Fatih Terim, Belhanda ve Feghouli’yi kullanma düşüncesinde. Saygı duyarım. Satılması için karar alınıp, satılamayan futbolcuların maliyetleri ortada. Babel, 3.2 milyon, Belhanda 3.9 milyon, Diagne 2.7 milyon, Falcao 5.9 milyon, Feghouli 4.5 milyon Euro… Tartışmalı olmalarına rağmen kulüpteler. Bu kadar pahalı oyuncular var. Çok tatsız bir tablo ile karşı karşıyayız. Şu anki takımda oynamakta olan sadece yabancı futbolcular olarak vergili maliyetleri 35.6 milyon Euro. Sadece ücret. Türk futbolcular için de 63.2 milyon TL onlara ödememiz var. 13.6 milyon Euro ediyor. Toplam olarak 48.6 milyon Euro futbolcularımıza maaş olarak ödüyoruz, ödeyeceğiz. Bas bas bağırdık. Bunu yeni başkan adaylarımız hatırlamalı. Başkanımız biliyordur bunu ama yöneticilerin haberi var mıdır? Onu bilemem.

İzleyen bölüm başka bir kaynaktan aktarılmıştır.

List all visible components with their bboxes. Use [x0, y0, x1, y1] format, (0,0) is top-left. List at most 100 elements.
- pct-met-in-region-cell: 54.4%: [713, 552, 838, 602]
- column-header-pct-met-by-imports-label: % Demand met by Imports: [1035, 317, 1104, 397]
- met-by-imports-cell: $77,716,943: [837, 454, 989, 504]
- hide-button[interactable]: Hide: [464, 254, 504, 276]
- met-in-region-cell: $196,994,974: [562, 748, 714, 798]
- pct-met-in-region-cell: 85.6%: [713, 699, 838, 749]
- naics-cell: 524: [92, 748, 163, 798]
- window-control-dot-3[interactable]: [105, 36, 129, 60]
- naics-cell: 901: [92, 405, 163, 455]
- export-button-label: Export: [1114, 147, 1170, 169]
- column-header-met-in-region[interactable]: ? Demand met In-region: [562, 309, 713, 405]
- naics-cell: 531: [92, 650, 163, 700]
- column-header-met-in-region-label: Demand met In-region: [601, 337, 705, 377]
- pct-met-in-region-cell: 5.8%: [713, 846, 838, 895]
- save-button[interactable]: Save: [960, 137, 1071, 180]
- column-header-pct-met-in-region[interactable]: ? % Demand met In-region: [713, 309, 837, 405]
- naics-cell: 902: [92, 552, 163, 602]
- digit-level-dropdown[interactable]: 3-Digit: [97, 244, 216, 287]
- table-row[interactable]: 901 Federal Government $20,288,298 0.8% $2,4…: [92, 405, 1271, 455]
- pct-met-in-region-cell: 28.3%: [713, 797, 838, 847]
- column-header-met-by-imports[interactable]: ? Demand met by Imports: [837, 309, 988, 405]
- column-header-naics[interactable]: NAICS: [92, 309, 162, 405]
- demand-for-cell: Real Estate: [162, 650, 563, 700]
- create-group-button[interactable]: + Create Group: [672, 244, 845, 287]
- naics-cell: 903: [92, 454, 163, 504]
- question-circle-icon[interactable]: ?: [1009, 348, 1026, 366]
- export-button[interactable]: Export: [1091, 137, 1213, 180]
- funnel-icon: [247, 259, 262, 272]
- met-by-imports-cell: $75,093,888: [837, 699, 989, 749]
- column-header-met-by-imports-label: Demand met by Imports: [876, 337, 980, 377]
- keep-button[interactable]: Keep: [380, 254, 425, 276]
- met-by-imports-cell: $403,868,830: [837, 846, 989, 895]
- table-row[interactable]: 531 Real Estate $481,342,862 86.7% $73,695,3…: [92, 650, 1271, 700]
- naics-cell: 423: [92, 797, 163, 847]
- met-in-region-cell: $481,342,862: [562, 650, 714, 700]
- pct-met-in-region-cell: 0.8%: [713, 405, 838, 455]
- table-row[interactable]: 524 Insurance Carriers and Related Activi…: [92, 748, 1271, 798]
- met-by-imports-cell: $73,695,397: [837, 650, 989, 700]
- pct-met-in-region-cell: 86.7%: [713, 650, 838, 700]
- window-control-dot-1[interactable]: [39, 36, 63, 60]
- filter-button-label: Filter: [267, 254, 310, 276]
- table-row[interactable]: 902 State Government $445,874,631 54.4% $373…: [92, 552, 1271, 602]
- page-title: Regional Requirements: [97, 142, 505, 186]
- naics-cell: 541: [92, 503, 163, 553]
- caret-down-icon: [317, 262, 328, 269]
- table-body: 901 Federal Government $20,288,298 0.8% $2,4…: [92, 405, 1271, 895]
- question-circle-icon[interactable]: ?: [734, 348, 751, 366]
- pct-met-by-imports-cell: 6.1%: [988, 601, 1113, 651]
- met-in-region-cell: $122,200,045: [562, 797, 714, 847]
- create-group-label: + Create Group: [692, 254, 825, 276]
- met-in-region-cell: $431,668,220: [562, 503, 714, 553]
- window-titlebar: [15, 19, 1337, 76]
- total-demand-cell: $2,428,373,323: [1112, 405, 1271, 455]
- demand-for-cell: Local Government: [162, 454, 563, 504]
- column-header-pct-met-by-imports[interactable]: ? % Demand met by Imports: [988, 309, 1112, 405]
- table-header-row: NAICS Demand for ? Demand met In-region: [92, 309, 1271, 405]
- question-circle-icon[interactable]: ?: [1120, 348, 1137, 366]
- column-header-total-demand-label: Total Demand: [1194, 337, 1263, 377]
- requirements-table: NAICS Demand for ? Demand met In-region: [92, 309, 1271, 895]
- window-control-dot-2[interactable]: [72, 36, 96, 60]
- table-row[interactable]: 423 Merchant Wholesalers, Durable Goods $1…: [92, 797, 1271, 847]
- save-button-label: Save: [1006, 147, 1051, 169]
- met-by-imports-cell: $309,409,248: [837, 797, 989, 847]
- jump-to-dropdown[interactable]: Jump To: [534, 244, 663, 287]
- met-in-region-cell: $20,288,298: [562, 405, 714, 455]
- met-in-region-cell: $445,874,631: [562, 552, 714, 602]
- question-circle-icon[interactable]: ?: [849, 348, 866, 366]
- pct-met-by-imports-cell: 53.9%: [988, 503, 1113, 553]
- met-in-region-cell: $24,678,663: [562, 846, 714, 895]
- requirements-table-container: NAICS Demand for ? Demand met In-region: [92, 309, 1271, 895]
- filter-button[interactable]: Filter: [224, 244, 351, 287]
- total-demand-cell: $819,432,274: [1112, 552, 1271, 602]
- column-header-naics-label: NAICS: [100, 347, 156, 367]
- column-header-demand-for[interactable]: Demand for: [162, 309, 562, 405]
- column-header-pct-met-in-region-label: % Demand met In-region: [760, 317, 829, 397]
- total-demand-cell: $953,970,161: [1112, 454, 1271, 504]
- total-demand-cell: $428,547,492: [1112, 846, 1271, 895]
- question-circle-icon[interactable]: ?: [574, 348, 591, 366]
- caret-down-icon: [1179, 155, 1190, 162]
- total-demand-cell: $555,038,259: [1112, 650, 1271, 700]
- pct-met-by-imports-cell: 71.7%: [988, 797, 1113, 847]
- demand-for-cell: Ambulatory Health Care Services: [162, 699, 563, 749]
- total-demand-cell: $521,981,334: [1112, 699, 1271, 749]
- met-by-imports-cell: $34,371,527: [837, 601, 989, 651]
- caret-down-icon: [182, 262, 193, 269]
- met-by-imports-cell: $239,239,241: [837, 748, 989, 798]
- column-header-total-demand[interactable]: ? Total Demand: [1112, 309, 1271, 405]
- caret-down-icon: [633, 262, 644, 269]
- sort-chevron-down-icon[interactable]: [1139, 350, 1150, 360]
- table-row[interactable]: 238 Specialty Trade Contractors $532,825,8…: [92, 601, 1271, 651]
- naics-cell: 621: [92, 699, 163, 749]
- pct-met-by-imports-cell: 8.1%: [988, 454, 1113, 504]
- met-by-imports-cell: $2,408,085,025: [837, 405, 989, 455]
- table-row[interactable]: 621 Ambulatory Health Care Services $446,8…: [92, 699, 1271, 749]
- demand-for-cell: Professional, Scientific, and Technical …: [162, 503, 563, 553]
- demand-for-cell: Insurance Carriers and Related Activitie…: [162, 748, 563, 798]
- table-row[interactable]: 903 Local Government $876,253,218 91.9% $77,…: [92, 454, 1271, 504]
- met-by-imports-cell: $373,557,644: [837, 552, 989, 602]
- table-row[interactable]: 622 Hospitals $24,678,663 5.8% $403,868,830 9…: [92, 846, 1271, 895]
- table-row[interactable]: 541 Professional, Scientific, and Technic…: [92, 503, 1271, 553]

“Albayrak seçime girerse büyük hata eder”
-Abdurrahim Bey’in başkanlık gibi bir niyeti var mı? Seçime hazırlık yaptığı konuşuluyor. Seçime girer mi, girerse beklentisine karşılık bulur mu?
Abdurrahim Albayrak’ın umarım başkanlık niyeti yoktur. Girerse büyük hata eder. Bu kadarını söylesem yeter sanıyorum. Haddimi belki aşıyorum ama… Kendisi dostumuzdur. Fakat; ben onun yerinde olsam asla aday olmam. Öyle bir zemin yok. Falcao’yu yanaklarından öpüp, neredeyse omzuna alacak adamları sever taraftarımız. Sadece bu kadar. Ötesi yok.
“Galatasaraylıları derin derin düşünmeye davet ediyorum”
-Galatasaray’ın mali tablosuyla ilgili mesajınız nedir?
Son 24 yılda tüm yıllar borçsuz kapanmıştır. Tek bir yıl borçsuz kapanmamıştır. Ne demek olduğunu Galatasaraylılar anlar. Borçlara bakıyoruz. Finansal borçlar aynı durumda. Konsolide gelir-gider de benzer durumda. Gelir-gider tablosuna bakınca 24 yılda sadece 3 kez, gelir giderin üzerine çıkmış. Her yıl gider fazlasıyla kapanmış, sadece 3 yıl gelir giderin üzerine çıkmış. Bu kelimenin tam anlamıyla katastrofik bir tablodur. Bu rakamlar sıradan rakamlar değil. Bu rakamlarla sevgili Galatasaraylıları derin derin düşünmeye davet ediyorum. Bu kulüp hayati tasarruflar yapmadığı sürece Allah bizim yardımcımız olsun. Yeni gelecek yönetimlere buradan duyurmuş olayım.